La terra , gli insetti accompagnavano nella cucina i prodotti, il bruco della cavolaia strisciava sui bordi dell’acquaio, le piccole limacce nuotavano nel catino insieme all’insalata.
Mente si lavoravano le costole del cavolo odoravano di fresco, di tempo, quelle tenere dell’autunno erano morbide, quelle che arrivavano dopo il primo gelo erano sode e croccanti
Non si resisteva a staccare dalla pianta il primo pomodorino appena rosso e addentarlo con le mani profumate e sgocciolanti e un po’ terrose ai primi tepori estivi.
Si conoscevano i sapori dei frutti acerbi, l’attesa delle prime albicocche , delle ciliegie, delle fragole ci portava a scrutare gli alberi con occhio esperto per cogliere l’attimo giusto
I ragazzi facevano scorpacciate di frutta verde con relativi mal di pancia che non insegnavano nulla, la stagione dopo si ripetevano gli stessi gesti.
Questo mi ha reso molto esigente nelle scelte, perché continuo a ricercare queste sensazioni.
Un ricordo molto forte legato ai piatti della mia infanzia e ai sapori indimenticabili è quello delle frittelle di riso.
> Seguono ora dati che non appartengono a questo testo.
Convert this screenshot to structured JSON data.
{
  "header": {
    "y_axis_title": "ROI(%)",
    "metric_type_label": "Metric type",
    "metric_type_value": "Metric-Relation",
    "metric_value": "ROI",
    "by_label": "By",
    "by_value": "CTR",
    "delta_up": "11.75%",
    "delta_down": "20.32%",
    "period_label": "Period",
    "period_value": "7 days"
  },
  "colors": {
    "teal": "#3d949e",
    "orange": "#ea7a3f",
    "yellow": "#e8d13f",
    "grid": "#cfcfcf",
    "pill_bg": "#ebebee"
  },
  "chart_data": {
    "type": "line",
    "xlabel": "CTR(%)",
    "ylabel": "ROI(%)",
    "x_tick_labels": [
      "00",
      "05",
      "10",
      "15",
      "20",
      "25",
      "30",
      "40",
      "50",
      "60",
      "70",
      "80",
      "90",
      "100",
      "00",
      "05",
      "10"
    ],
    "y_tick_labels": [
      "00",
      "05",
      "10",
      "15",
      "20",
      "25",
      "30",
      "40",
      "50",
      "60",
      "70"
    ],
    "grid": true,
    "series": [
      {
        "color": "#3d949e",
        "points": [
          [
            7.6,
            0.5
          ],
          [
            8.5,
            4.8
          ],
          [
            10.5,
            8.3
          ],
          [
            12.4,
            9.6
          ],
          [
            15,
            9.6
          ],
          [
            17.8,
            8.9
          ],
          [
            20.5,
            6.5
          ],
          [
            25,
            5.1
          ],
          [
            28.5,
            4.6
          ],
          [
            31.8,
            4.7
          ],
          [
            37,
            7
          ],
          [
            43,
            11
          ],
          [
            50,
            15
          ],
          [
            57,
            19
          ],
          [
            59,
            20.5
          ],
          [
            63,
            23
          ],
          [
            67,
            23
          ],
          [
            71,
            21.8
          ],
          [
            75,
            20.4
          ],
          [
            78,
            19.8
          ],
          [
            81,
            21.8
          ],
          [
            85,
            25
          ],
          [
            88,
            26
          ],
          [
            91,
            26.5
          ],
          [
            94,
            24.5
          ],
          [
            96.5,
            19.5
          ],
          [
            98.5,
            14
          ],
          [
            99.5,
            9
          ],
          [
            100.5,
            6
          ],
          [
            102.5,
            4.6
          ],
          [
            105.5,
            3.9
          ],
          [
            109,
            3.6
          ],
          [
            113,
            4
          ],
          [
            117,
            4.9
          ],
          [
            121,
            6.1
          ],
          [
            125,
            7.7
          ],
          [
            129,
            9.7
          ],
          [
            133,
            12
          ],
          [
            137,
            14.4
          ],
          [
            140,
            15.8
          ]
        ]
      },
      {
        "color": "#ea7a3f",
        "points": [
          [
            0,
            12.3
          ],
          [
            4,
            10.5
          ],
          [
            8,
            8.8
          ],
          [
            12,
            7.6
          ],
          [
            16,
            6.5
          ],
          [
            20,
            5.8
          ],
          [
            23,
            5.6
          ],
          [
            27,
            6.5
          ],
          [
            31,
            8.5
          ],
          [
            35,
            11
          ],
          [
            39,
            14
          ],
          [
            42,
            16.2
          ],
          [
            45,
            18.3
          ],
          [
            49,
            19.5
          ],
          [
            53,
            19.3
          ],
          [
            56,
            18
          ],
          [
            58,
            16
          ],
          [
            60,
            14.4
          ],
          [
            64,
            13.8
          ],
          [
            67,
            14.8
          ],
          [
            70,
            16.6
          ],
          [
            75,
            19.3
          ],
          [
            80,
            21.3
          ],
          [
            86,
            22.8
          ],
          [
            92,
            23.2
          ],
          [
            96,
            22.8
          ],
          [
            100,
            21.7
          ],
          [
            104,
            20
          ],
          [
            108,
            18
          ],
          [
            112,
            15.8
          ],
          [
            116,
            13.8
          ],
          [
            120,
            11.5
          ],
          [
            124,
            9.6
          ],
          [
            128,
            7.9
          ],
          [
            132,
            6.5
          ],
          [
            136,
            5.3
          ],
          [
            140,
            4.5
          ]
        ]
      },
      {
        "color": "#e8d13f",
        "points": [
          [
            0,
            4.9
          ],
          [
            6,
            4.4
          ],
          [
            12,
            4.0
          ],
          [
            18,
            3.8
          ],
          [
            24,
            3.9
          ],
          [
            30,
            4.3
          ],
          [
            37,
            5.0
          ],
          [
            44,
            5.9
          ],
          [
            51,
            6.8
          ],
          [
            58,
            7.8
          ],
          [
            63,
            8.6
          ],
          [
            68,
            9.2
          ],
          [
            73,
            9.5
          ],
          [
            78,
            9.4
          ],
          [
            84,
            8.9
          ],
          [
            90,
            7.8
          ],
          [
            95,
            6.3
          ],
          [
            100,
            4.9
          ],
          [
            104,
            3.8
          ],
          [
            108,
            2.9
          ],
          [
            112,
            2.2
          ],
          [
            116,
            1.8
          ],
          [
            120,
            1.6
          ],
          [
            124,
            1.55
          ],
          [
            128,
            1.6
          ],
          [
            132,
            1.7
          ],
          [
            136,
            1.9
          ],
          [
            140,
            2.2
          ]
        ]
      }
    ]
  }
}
Era la nonna che le cucinava, per la famiglia , gli amici, i vicini, faceva una bella scorta di uova, si attrezzava con anticipo. La data era sempre quella, la “domenica delle palme “. le galline in quel periodo sono molto produttive quindi si partiva avvantaggiati.
Il giorno prima, in un grande pentolone bolliva nel latte il riso zuccherato che odorava di scorza e succo di arancio, non mancava mai una buona dose di vin santo.
L’odore cominciava a insinuarsi per casa, si doveva sorvegliare bene il composto senza farlo attaccare al fondo della pentola, abbondanti cucchiaiate per assaggiare la cottura e testare il giusto sapore non erano negate a nessuno che elargiva poi il suo giudizio.
La mattina seguente, di buona levata, cominciava la friggitura.
La massaia, con in testa un fazzoletto legato a proteggere dall’odore dell’olio i capelli si apparecchiava il necessario.: fiasco dell’olio di oliva, meglio quello dell’anno precedente, schiumarola , carta gialla per assorbire l’olio in eccesso, e tanti vassoi nonchè la bella padella di ferro .Dopo aver rimestato bene il composto con le uova aggiunte , usando due cucchiai, si faceva scivolare il composto a piccole dosi nell’olio bollente , subito prendeva forma la frittella, si dorava e per magia si rigirava da sola con le sue vicine.
Lo zucchero semolato veniva aggiunto quando erano tiepide facendole rotolare generosamente. Per i più esigenti c’era lo zucchero a velo, ma si diceva che non era da intenditori.
Non si nascondeva questa lavorazione perché , il profumo e l’odore di fritto si spandeva intorno facendo obbligo di offrire piccoli piatti a vicini e conoscenti.
La cuoca, soddisfatta e con le guance arrossate e le labbra zuccherose, osservava ansiosa i gesti di gratitudine e gli occhi gioiosi degli assaggiatori.
Le buone frittelle dovevano essere morbide, profumate , saporite , equilibratamente dolci e asciutte.
Al compleanno dei novanta anni del mio babbo, ho preparato una montagna di frittelle disposte a forma di torta, lui conosceva bene questo dolce e poi, era nato per San Giuseppe, il 19 marzo-
L’ho sentito raccontare giorni dopo della sua festa con fare orgoglioso ai suoi amici e anche per me è stato un vero regalo, così anche per la famiglia.
Temevamo che a causa di un ricovero per problemi di salute non avrebbe potuto festeggiare. Invece, per fortuna , il problema si è risolto e abbiamo fatto una grande festa con la torta di frittelle.